By eliminating the NOC, isn’t this solution less secure? This is among my favorite questions, and it’s usually followed up with some hand-waving about the connection to the enterprise "somehow" getting "hijacked." The answer is, it is exactly as secure as the last online purchase you made with your credit card, exactly as secure as the last time you checked your email with OWA, and exactly as secure as the last time you used Outlook with RPC-over-HTTP. That is, we use SSL (which itself negotiates over-the-wire encryption using RC4 or 3DES) to communicate between the device and the server. I suppose that you could run this with SSL disabled, but you also risk a concussion if you run top-speed into a brick wall. Just a little fyi.
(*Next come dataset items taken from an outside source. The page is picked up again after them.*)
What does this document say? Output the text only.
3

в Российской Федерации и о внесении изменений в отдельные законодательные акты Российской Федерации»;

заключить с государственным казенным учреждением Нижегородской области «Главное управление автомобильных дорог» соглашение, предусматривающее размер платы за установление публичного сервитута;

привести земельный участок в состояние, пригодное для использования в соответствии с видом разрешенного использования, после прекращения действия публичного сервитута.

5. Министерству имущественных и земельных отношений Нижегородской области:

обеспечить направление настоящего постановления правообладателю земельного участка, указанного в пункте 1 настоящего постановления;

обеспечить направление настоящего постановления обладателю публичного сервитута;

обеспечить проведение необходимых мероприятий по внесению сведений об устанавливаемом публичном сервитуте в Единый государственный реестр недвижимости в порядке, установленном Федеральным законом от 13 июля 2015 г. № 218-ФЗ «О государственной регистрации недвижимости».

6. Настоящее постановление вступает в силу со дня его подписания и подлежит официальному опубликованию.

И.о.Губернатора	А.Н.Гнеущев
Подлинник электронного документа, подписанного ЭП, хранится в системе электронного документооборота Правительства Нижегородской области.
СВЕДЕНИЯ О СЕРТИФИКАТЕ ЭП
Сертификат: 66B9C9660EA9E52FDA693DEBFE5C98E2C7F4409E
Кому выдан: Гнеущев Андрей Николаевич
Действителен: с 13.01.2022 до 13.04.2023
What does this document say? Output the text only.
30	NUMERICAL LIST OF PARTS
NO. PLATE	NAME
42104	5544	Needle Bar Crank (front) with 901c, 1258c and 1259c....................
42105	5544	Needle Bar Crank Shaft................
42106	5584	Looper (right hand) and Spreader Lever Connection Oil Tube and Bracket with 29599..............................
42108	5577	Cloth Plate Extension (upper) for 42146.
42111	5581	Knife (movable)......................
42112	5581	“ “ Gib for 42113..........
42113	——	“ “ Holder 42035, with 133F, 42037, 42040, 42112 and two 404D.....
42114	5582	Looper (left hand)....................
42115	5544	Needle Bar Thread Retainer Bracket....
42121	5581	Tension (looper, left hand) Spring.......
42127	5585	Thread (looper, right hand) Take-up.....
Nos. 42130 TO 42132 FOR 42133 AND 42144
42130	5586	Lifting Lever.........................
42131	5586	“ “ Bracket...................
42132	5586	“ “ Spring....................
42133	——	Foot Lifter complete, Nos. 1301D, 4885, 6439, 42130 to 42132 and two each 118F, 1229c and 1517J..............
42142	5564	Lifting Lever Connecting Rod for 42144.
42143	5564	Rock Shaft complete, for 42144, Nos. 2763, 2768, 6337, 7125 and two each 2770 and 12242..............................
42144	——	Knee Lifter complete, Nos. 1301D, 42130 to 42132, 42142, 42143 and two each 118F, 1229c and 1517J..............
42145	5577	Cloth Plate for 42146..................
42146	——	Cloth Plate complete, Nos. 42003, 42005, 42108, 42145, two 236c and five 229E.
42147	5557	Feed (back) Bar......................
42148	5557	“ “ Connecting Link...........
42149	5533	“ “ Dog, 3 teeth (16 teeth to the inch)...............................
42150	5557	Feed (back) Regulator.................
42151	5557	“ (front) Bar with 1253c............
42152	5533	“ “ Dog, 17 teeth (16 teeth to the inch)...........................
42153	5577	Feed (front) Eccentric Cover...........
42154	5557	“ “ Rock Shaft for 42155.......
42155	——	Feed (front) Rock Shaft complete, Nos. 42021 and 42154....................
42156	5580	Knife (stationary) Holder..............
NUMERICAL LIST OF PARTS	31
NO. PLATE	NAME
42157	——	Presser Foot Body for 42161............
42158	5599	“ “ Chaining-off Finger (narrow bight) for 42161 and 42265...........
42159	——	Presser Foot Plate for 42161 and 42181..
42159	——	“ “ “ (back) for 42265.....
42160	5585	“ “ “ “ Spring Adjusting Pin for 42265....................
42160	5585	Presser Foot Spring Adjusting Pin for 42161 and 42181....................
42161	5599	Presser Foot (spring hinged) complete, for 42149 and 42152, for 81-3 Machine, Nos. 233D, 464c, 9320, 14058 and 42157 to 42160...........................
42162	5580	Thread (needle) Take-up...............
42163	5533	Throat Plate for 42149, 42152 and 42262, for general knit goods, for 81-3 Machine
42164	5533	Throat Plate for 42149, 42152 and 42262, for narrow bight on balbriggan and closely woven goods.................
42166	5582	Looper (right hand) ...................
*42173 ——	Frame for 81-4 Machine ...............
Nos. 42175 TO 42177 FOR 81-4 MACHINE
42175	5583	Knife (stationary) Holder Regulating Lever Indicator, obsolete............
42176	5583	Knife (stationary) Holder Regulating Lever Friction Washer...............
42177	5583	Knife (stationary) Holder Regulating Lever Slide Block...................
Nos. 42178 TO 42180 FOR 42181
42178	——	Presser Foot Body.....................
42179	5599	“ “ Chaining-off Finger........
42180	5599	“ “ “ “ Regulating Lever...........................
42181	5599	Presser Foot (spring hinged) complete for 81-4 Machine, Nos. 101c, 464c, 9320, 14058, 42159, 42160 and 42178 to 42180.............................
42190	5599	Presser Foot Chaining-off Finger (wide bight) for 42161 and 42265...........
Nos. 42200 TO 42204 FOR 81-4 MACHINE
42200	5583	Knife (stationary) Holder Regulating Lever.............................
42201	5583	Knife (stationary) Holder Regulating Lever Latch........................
What do the mobile operators think about all this? Good question. An end-to-end prototype of this solution was built in early 2004, and the next year was spent in trials with mobile operators all over the world, taking their feedback and addressing their concerns. At the end of that process, I feel pretty good about what we’ve got.
As you might guess, we’ve been running early versions of this in Exchange for a few months now. One of the more satisfying testaments to the utility of our AUTD solution is watching upper management bump into each other in the halls as they consult their devices for the email that just arrived or for the location of the meeting for which they’re already ten minutes late.
To let out a little secret, I’m not actually all that interested in having up-to-date email on my phone, though that aspect of it is a big favorite for our upper-management types around here. For me, having updates that I make to my calendar and contacts “just appear” on the phone without any special, conscious action on my part was the motivating idea behind all of this.- Sami Khoury
 Ok, consider what this means besides the apparent fact that I like Nokia phones.
 AT&T Wireless may have carried PDAs running the PocketPC operating system around that time, but, on social grounds, I refuse to carry around one of those things.
 The ActiveSync protocol is proprietary but Microsoft has begun licensing to third party vendors like Motorola, Nokia, PalmOne, and Symbian. Given that, the choice of devices that allow for high-fidelity synchronization with Exchange is no longer limited to those running Windows Mobile operating systems.
 Motorola, if you’re listening, this is one of the omissions from the MPx220 that is keeping me from buying one.
 Truth be told, I am actively disinterested in having email from work constantly appearing on my phone, but my boss is probably reading this.